Directions: Perform Dynamic Warm-Up exercises at “beginning” of workout
for maximum benefit and improvement.
Pick a safe level; never be unsafe or exceed your capacity to “control” your body!

Pike Push Up-1
Pike Push Up-2
Pike Push Up-3

  1. Place feet slightly wider than shoulder width apart.

  2. Reach arms overhead and bring hips up into an inverted position.

  3. Extend arms overhead and lockout elbows.  Your arms should be exactly in line with your spine and reaching straight out from the shoulders.

  4. Lower upper body and forehead towards floor.

  5. Push back up into the inverted Pike position.  Your back once again should be in alignment with the straight extended arms.
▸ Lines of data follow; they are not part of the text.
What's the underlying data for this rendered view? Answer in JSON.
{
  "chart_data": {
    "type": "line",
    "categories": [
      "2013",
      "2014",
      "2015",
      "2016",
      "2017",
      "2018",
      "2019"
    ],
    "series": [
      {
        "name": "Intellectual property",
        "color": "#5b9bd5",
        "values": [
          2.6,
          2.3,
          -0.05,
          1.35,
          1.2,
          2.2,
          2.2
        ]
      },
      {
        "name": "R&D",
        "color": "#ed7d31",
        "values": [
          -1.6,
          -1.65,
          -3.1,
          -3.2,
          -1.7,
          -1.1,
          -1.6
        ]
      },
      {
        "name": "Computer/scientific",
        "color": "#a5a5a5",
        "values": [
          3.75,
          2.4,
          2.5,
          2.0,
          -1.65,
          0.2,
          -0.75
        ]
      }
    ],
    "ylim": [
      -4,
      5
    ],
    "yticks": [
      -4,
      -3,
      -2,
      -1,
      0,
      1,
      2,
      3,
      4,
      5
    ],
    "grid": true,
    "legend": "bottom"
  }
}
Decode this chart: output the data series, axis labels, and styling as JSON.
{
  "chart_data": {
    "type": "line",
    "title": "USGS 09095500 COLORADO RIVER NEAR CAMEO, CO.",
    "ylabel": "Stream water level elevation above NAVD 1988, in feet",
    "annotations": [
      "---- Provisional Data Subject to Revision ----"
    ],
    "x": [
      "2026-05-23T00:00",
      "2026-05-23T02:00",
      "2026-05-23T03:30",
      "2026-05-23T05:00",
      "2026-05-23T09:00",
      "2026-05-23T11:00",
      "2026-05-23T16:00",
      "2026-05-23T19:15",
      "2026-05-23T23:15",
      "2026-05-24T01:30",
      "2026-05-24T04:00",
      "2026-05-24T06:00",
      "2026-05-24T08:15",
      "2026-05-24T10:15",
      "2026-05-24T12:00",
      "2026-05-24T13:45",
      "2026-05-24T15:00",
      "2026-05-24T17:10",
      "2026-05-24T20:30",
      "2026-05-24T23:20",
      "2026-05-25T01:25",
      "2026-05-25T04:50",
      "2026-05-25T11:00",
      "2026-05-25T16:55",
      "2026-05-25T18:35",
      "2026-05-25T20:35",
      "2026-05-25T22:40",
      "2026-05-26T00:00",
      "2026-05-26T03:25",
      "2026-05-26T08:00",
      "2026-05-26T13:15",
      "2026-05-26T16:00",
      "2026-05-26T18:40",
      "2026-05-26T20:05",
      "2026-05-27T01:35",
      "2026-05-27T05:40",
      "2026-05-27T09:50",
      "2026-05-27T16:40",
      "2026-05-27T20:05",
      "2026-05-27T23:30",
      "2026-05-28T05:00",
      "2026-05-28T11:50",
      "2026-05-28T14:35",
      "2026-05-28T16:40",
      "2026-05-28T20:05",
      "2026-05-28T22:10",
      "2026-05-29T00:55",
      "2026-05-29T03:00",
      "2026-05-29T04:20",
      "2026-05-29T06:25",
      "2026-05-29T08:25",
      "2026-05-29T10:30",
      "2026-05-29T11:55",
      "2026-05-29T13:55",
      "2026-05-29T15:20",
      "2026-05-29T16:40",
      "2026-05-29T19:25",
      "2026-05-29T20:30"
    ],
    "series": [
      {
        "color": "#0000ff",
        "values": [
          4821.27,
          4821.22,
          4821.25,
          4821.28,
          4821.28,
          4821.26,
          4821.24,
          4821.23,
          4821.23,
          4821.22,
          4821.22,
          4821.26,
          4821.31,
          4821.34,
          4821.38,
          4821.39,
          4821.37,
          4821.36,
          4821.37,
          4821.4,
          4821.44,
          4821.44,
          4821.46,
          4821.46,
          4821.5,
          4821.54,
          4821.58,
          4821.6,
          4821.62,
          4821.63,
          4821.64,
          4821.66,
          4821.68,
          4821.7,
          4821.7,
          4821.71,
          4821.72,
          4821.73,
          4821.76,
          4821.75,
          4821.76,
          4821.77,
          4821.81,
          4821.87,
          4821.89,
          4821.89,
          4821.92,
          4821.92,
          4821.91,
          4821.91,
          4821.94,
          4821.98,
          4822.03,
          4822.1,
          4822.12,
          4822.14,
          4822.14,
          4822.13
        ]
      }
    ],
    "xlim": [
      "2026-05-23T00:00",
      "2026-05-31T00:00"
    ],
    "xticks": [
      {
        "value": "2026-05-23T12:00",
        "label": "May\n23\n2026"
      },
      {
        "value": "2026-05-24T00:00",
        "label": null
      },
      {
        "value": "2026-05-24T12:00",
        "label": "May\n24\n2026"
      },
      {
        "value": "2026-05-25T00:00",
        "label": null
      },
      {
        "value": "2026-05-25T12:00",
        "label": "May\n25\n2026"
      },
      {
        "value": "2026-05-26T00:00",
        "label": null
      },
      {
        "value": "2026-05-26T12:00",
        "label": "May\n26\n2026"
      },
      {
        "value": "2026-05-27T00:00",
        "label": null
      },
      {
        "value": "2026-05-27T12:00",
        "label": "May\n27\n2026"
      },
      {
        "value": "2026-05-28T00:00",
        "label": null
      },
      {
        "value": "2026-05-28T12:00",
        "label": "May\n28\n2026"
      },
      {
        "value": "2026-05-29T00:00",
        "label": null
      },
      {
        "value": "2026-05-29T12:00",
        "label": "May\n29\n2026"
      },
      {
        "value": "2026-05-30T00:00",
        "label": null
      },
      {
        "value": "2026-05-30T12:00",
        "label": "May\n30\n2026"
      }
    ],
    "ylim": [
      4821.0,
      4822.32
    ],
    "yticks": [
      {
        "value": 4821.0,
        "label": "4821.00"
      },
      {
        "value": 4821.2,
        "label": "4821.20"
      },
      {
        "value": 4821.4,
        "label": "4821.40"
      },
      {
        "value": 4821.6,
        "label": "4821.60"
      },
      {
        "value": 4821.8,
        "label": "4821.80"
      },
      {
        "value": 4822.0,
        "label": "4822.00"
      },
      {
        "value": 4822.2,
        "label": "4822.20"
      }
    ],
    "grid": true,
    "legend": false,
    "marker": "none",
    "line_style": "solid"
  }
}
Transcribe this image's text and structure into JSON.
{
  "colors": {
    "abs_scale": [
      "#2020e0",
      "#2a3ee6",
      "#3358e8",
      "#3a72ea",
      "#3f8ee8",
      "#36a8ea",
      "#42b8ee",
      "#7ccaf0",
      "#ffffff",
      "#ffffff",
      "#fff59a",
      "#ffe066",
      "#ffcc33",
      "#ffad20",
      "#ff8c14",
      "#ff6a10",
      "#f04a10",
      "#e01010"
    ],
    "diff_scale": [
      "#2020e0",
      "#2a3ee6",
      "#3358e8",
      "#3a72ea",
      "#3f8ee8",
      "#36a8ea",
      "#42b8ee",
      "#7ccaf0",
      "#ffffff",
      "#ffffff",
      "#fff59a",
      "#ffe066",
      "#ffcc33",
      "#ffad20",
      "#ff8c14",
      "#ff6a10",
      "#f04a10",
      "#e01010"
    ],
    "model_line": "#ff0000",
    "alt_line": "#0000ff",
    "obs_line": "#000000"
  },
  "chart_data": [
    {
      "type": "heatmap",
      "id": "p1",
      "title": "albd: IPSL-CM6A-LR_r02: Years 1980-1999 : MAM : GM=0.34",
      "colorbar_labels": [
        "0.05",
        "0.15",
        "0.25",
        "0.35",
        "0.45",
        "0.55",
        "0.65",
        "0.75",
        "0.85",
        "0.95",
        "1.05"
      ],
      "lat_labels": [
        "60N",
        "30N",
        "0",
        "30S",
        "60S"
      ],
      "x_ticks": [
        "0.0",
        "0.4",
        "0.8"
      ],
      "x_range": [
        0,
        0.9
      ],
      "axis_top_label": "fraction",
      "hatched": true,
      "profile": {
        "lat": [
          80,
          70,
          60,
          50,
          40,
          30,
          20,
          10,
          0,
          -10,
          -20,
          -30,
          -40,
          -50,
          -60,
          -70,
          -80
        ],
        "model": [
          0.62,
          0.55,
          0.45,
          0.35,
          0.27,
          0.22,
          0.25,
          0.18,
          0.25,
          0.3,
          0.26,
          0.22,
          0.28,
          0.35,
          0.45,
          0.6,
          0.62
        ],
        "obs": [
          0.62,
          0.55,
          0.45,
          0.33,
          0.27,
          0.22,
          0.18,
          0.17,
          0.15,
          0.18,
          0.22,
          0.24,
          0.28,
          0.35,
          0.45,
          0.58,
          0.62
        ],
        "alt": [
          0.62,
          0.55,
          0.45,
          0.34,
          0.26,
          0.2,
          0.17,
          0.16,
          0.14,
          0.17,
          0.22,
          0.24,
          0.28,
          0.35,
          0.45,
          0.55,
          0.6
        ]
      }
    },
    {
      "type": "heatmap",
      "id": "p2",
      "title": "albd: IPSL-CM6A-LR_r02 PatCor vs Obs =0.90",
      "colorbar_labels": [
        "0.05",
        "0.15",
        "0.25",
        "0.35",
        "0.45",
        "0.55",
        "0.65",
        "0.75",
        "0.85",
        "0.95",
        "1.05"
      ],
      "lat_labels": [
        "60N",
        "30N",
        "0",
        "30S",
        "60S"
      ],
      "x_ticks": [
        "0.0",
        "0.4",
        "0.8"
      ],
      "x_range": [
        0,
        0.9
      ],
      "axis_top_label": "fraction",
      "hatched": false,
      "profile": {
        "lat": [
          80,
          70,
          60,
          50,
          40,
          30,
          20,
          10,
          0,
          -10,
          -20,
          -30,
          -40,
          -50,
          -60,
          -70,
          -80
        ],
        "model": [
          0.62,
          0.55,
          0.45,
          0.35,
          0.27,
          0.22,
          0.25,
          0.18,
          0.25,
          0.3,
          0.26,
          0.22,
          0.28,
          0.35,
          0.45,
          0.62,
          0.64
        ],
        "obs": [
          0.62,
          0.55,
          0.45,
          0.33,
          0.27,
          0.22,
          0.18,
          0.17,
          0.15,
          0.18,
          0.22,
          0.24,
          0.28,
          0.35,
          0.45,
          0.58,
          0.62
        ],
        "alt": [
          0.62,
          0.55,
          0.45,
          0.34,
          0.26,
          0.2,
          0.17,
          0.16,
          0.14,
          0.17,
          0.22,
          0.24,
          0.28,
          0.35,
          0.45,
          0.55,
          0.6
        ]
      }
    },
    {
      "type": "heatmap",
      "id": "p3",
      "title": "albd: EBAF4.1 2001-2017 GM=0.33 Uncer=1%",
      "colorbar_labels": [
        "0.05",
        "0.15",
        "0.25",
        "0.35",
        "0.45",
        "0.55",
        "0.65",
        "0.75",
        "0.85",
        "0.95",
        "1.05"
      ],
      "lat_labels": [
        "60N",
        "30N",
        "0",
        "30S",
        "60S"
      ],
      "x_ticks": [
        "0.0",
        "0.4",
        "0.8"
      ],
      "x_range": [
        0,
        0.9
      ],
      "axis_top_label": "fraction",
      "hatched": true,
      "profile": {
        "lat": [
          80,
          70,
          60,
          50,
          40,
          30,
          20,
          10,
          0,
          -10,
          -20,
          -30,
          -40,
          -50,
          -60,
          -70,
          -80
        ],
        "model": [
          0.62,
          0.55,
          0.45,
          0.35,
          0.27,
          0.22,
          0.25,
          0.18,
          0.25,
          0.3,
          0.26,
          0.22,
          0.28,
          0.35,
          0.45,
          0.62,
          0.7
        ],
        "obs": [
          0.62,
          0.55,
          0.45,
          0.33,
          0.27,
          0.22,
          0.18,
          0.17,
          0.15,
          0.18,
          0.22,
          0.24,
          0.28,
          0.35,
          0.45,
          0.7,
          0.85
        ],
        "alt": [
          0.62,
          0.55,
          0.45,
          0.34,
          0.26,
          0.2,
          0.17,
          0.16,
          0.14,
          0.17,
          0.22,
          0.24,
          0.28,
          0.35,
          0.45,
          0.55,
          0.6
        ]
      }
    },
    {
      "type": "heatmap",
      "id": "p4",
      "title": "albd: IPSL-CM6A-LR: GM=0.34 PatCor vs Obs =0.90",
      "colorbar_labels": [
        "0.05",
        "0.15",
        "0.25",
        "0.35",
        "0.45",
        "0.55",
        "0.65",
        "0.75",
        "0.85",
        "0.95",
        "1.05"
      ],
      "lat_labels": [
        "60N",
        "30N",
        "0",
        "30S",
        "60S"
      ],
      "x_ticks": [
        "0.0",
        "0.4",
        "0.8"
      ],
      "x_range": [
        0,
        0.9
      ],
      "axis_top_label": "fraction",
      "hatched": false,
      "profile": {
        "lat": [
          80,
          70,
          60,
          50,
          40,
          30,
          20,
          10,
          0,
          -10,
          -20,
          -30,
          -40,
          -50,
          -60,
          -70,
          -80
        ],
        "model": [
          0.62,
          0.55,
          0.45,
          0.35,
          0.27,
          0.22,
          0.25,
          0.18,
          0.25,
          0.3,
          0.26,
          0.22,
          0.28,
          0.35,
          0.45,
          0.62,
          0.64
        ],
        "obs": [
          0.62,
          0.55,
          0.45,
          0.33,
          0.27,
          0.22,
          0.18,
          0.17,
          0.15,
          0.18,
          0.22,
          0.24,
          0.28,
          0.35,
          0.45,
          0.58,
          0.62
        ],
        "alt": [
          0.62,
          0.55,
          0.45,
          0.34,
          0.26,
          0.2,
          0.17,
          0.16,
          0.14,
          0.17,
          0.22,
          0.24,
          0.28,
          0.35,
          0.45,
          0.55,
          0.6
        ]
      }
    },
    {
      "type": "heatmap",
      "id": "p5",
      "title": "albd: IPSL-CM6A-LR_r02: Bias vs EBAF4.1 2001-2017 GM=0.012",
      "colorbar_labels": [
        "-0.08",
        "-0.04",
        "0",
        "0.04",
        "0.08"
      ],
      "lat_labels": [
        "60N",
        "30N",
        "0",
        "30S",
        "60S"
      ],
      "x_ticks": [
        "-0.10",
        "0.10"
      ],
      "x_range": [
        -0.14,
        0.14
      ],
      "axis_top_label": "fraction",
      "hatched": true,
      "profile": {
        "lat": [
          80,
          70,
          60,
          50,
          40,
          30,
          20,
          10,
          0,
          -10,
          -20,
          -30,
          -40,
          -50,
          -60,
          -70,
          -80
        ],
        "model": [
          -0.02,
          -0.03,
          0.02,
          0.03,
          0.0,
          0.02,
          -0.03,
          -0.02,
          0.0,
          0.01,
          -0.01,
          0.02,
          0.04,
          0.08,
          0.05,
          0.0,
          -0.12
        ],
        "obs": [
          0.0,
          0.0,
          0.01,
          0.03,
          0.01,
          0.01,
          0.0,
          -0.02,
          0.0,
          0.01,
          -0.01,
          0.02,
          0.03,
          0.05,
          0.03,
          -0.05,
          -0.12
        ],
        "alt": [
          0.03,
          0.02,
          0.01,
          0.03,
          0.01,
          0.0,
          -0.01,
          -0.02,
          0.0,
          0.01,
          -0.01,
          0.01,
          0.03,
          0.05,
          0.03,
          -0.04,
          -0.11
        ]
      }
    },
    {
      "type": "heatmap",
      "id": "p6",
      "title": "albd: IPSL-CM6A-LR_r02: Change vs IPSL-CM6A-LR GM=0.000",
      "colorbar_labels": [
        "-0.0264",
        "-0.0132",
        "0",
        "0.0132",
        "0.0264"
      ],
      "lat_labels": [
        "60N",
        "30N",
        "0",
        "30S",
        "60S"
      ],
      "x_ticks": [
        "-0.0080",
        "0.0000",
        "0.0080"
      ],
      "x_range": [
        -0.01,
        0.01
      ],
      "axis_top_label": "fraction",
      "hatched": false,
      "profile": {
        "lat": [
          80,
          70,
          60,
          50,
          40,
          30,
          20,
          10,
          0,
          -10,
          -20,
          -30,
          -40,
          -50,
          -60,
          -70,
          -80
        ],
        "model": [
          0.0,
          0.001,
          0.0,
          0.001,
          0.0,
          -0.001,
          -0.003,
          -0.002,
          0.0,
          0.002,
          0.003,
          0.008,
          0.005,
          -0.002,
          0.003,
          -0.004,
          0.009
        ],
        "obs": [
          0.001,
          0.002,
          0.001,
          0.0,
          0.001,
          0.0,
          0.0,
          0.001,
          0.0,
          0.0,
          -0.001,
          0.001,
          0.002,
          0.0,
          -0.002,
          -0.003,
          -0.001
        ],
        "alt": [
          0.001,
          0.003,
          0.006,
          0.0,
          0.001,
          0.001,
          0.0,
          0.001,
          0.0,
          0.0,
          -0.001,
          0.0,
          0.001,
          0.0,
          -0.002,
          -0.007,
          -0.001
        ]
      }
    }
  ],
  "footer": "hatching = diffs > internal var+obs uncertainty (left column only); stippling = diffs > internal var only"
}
Exercise Figure Tips: Push ups are usually thought of as "arms and chest" exercises but they are underrated as "core" exercises and especially the advanced push ups.  The Pike is a great push up to ease into the inverted type positions.  You can always limit how far you go down until you gain the added overhead reach strength and needed shoulder mobility. 

  • To get into the proper starting position, you'll also need proper hip mobility so you can "fold" (or flex) at the hips as you lift into the inverted angle.

*Note: This exercise is intended for "normal healthy" individuals. 
If you have an injury, or abnormal pain is present,
see your physician or a certified physical therapist before continuing your exercises.